SMOKE FAIRIES – Carried In Sound (Year Seven Records)

Carried In SoundSmoke Fairies’ new album, Carried In Sound, sings with a narcotic lure of velvet history and wine-sipped conversation. There’s a mythical Siren song, a psych echo, a Medieval candle lit choral, an edgy solace, and a vital twist to ancient braided folk tunes lit in the always Home-Fired Anthems Of Eden, all the way from their native Chichester.

To the novitiate: Smoke Fairies are Katherine Blamire and Jessica Davies. They make a magical folk music that flickers like a votive candle “through low light and trees”. This is their first album since Darkness Brings The Wonder Home. And Carried In Sound continues with dual-voiced acoustic and electric guitar elixir that avoids the pop world’s river surface flow; but rather, finds its melodies in the dark under currents where deep secretive urges battle dense gravity. Their music awaits the patient folk fisherman.

My friend, Kilda Defnut, says, “This music sings with a Macbeth’s melody of a ‘root of hemlock digg’d I’ the dark’”, and, perhaps, ‘slips of yew’ that are ‘Silvered in the moon’s eclipse’”.

Indeed, let’s just agree, and say this music has a “charm” that “is firm and good”.

The first song, ‘Vague Ideas’, is a dark hymn, with spiked guitar and a spectral vocal. And there’s a stained glass haloed chorus. The tune’s a soundtrack to any much belated wooden-benched confession.

Then, ‘Vanishing Line’ stills the stigmata and floats with heavenly harmonies. Once again, the vocals sing with sublime thoughts. Perhaps, the Medieval Babes also touched this sacred nerve.

Ahh – the title tune, ‘Carried In Sound’, prods even further with a pulsed throb in the depth of any deep river’s melody. This song is thick that velvet wine conversation. Two ideas: There’s a definite Kate Bush aura. That’s a huge compliment. And, oddly enough, these Smoke Fairies conjure a Southern blues seasoning that’s tossed that into their musical cauldron. To be fair, don’t expect the slide guitar of Mississippi Fred McDowell and another retread of ‘Baby Please Don’t Go’, but any Smoke Fairie, while taking one of those popular genealogy tests, would probably find a Hoodoo or two in a long list of spooky musical descendants.
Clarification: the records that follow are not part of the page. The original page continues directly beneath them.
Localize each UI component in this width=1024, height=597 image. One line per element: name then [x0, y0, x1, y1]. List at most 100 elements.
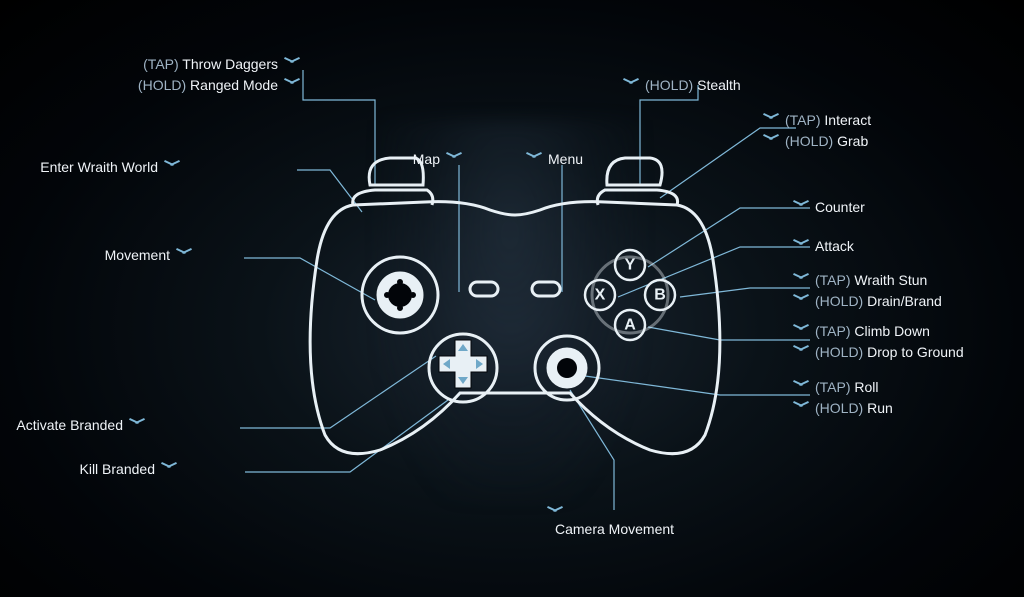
label-rb_hold-modifier: (HOLD) — [785, 133, 833, 149]
button-y-label: Y — [625, 257, 636, 274]
marker-lt_tap — [284, 59, 300, 63]
label-rt_hold: (HOLD) Stealth — [645, 76, 741, 96]
label-ls-action: Movement — [105, 247, 170, 263]
right-trigger — [607, 158, 662, 185]
button-b-label: B — [654, 287, 666, 304]
label-y-action: Counter — [815, 199, 865, 215]
dpad-ring — [429, 334, 497, 402]
button-x-label: X — [595, 287, 606, 304]
button-x — [585, 280, 615, 310]
marker-rs_hold — [793, 403, 809, 407]
label-a_tap-action: Climb Down — [854, 323, 929, 339]
marker-lb — [164, 162, 180, 166]
marker-ls — [176, 250, 192, 254]
label-lt_tap-action: Throw Daggers — [182, 56, 278, 72]
label-a_tap: (TAP) Climb Down — [815, 322, 930, 342]
marker-rs_move — [547, 508, 563, 512]
label-b_hold-action: Drain/Brand — [867, 293, 942, 309]
label-rt_hold-action: Stealth — [697, 77, 741, 93]
marker-y — [793, 202, 809, 206]
label-rt_hold-modifier: (HOLD) — [645, 77, 693, 93]
label-start: Menu — [548, 150, 583, 170]
lt-line — [303, 70, 375, 185]
dpaddn-line — [245, 400, 448, 472]
label-a_hold-action: Drop to Ground — [867, 344, 964, 360]
marker-rb_tap — [763, 115, 779, 119]
marker-x — [793, 241, 809, 245]
rs-line — [585, 376, 810, 395]
ls-line — [244, 258, 375, 300]
marker-b_tap — [793, 275, 809, 279]
label-dpad_dn-action: Kill Branded — [80, 461, 156, 477]
label-a_hold-modifier: (HOLD) — [815, 344, 863, 360]
label-b_tap: (TAP) Wraith Stun — [815, 271, 927, 291]
label-lt_hold-modifier: (HOLD) — [138, 77, 186, 93]
back-button — [470, 282, 498, 296]
label-lt_hold-action: Ranged Mode — [190, 77, 278, 93]
label-rs_move-action: Camera Movement — [555, 521, 674, 537]
controller-diagram: Y X B A — [305, 150, 725, 460]
marker-dpad_up — [129, 420, 145, 424]
marker-back — [446, 154, 462, 158]
label-back: Map — [413, 150, 440, 170]
marker-rs_tap — [793, 382, 809, 386]
marker-lt_hold — [284, 80, 300, 84]
label-lt_tap: (TAP) Throw Daggers — [143, 55, 278, 75]
x-line — [618, 247, 810, 297]
label-back-action: Map — [413, 151, 440, 167]
marker-rt_hold — [623, 80, 639, 84]
label-x: Attack — [815, 237, 854, 257]
right-stick-ring — [535, 336, 599, 400]
label-start-action: Menu — [548, 151, 583, 167]
button-a — [615, 310, 645, 340]
rsmove-line — [570, 390, 614, 510]
label-lt_tap-modifier: (TAP) — [143, 56, 179, 72]
label-b_tap-action: Wraith Stun — [854, 272, 927, 288]
left-bumper — [353, 190, 433, 205]
right-stick-top — [548, 349, 586, 387]
right-bumper — [597, 190, 677, 205]
marker-start — [526, 154, 542, 158]
label-rs_hold-modifier: (HOLD) — [815, 400, 863, 416]
background-character-silhouette — [380, 120, 640, 500]
controller-body — [310, 202, 720, 454]
label-rs_hold: (HOLD) Run — [815, 399, 893, 419]
marker-a_tap — [793, 326, 809, 330]
b-line — [680, 288, 810, 297]
button-y — [615, 250, 645, 280]
label-lb-action: Enter Wraith World — [40, 159, 158, 175]
label-a_hold: (HOLD) Drop to Ground — [815, 343, 964, 363]
label-rs_move: Camera Movement — [555, 520, 674, 540]
label-b_tap-modifier: (TAP) — [815, 272, 851, 288]
label-a_tap-modifier: (TAP) — [815, 323, 851, 339]
start-button — [532, 282, 560, 296]
button-a-label: A — [624, 317, 636, 334]
label-ls: Movement — [105, 246, 170, 266]
label-rs_tap-modifier: (TAP) — [815, 379, 851, 395]
label-rb_tap: (TAP) Interact — [785, 111, 871, 131]
label-b_hold: (HOLD) Drain/Brand — [815, 292, 942, 312]
rb-line — [660, 128, 796, 198]
label-dpad_dn: Kill Branded — [80, 460, 156, 480]
marker-a_hold — [793, 347, 809, 351]
label-rs_tap-action: Roll — [854, 379, 878, 395]
label-rb_hold-action: Grab — [837, 133, 868, 149]
label-rb_hold: (HOLD) Grab — [785, 132, 868, 152]
label-b_hold-modifier: (HOLD) — [815, 293, 863, 309]
label-rb_tap-action: Interact — [824, 112, 871, 128]
dpadup-line — [240, 356, 436, 428]
marker-rb_hold — [763, 136, 779, 140]
label-x-action: Attack — [815, 238, 854, 254]
label-rb_tap-modifier: (TAP) — [785, 112, 821, 128]
label-lb: Enter Wraith World — [40, 158, 158, 178]
label-y: Counter — [815, 198, 865, 218]
marker-b_hold — [793, 296, 809, 300]
label-dpad_up: Activate Branded — [16, 416, 123, 436]
lb-line — [297, 170, 362, 212]
rt-line — [640, 85, 698, 185]
button-b — [645, 280, 675, 310]
label-dpad_up-action: Activate Branded — [16, 417, 123, 433]
left-stick-ring — [362, 257, 438, 333]
left-stick-top — [378, 273, 422, 317]
a-line — [648, 327, 810, 340]
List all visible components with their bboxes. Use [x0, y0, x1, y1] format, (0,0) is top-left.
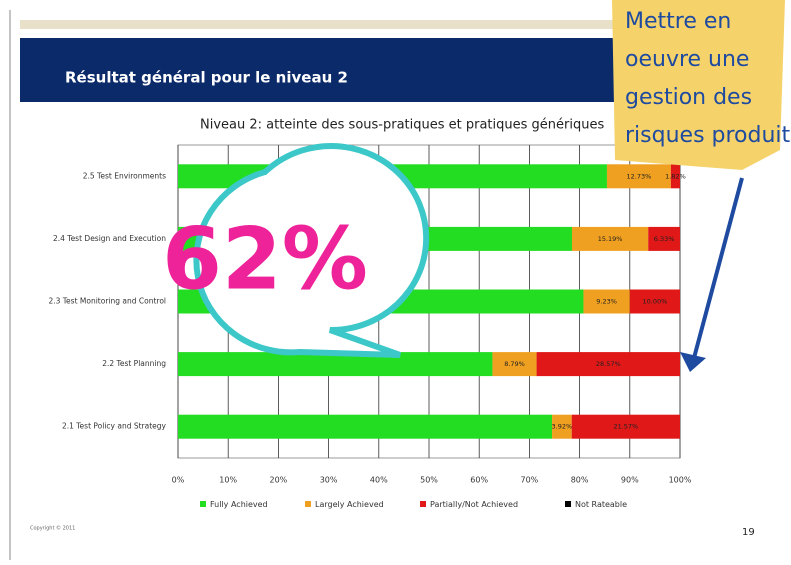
value-label: 1.82%	[665, 172, 686, 180]
y-tick-label: 2.2 Test Planning	[102, 359, 166, 368]
y-tick-label: 2.5 Test Environments	[83, 171, 166, 180]
x-tick-label: 50%	[420, 476, 438, 485]
value-label: 9.23%	[596, 298, 617, 306]
x-tick-label: 40%	[370, 476, 388, 485]
legend-swatch	[420, 501, 426, 507]
value-label: 8.79%	[504, 360, 525, 368]
x-tick-label: 20%	[270, 476, 288, 485]
value-label: 12.73%	[627, 172, 652, 180]
x-tick-label: 30%	[320, 476, 338, 485]
x-tick-label: 60%	[470, 476, 488, 485]
value-label: 6.33%	[654, 235, 675, 243]
y-tick-label: 2.1 Test Policy and Strategy	[62, 422, 167, 431]
x-tick-label: 0%	[172, 476, 185, 485]
copyright: Copyright © 2011	[30, 525, 75, 532]
legend-label: Largely Achieved	[315, 500, 384, 509]
x-tick-label: 70%	[521, 476, 539, 485]
bar-segment	[178, 415, 552, 439]
y-tick-label: 2.3 Test Monitoring and Control	[48, 297, 166, 306]
note-line: oeuvre une	[625, 47, 749, 72]
legend-swatch	[200, 501, 206, 507]
value-label: 28.57%	[596, 360, 621, 368]
callout-text: 62%	[162, 209, 368, 309]
page-number: 19	[742, 527, 755, 538]
note-line: Mettre en	[625, 9, 731, 34]
chart-title: Niveau 2: atteinte des sous-pratiques et…	[200, 118, 604, 133]
value-label: 21.57%	[613, 423, 638, 431]
note-line: risques produit	[625, 123, 791, 148]
x-tick-label: 80%	[571, 476, 589, 485]
x-tick-label: 10%	[219, 476, 237, 485]
legend-label: Not Rateable	[575, 500, 627, 509]
legend-label: Fully Achieved	[210, 500, 268, 509]
x-tick-label: 90%	[621, 476, 639, 485]
header-strip	[20, 20, 620, 29]
y-tick-label: 2.4 Test Design and Execution	[53, 234, 166, 243]
value-label: 10.00%	[643, 298, 668, 306]
slide-title: Résultat général pour le niveau 2	[65, 69, 348, 87]
legend-label: Partially/Not Achieved	[430, 500, 518, 509]
slide: Résultat général pour le niveau 2 Niveau…	[0, 0, 791, 565]
value-label: 3.92%	[552, 423, 573, 431]
legend-swatch	[305, 501, 311, 507]
x-tick-label: 100%	[669, 476, 692, 485]
note-line: gestion des	[625, 85, 752, 110]
legend-swatch	[565, 501, 571, 507]
value-label: 15.19%	[598, 235, 623, 243]
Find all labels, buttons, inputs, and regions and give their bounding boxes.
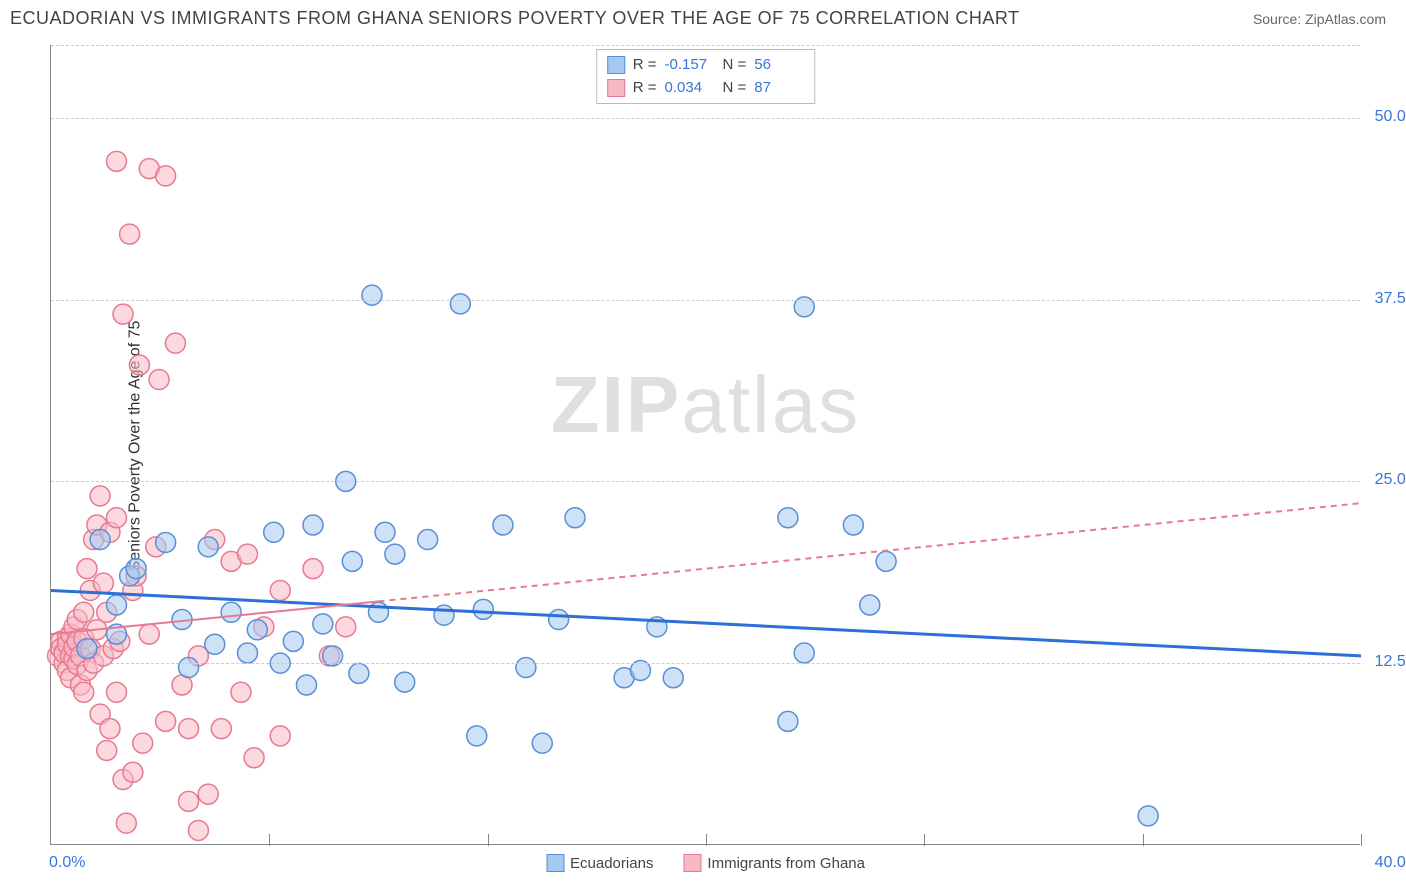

The instrumentation, as with all Smoke Fairies albums, is kept to a tough minimum. ‘There Was A Hope’ is piano graced with a tender vocal and huge sainted harmonies. And ‘Seek It With Me’ continues the simplicity with guitar and more glorious vocals that inhabit desirous love, yet are fraught with captive secrets. This song drips with patient “charm” that continues to be “firm and good”. As an add-on, an instrumental version of the tune is added to the end of the album.

Then, ‘Perseus’, too, plays a piano hand with emotive vocals. The same is true for the ephemeral ‘Part Of It All’, which has (of all things!) a dreamy slow-danced rock ‘n’ roll strolled under the evening stars wonder, when time, somehow, manages to stop for a moment. Then, ‘2022’ is dense with drama, as the song quietly explodes with a yearning plea for lost love forgiveness.

By the way (and it’s just an idea), but Smoke Fairies’ music aches with a labyrinth-searched ‘Grecian Urn Ode’ credo of “Beauty is truth, and of course, “truth” is “beauty”.

That said, ‘Sticks And Stones’, in contrast (but equally nice!), is a strummed heartbeat, with a delicate electric guitar solo, percussion, and vocals that roam with a soulful dark terra firma thought of the human heart.

The final song, ‘Come To Mind’, simply places a soft exclamation point to an album filled with thoughtful melodies, celestial vocals, a Siren song here and there, Medieval candled cathedral shadows, with deep river thoughts to water a psych seed that ebbs into the edgy solace of age old Anthems still growing in the grooves of an “Eden” that is “Silveredwith the magical beauty amid the eternal melody in the mythical narcotic deep river lure that flows under the mood of any “moon’s eclipse’”.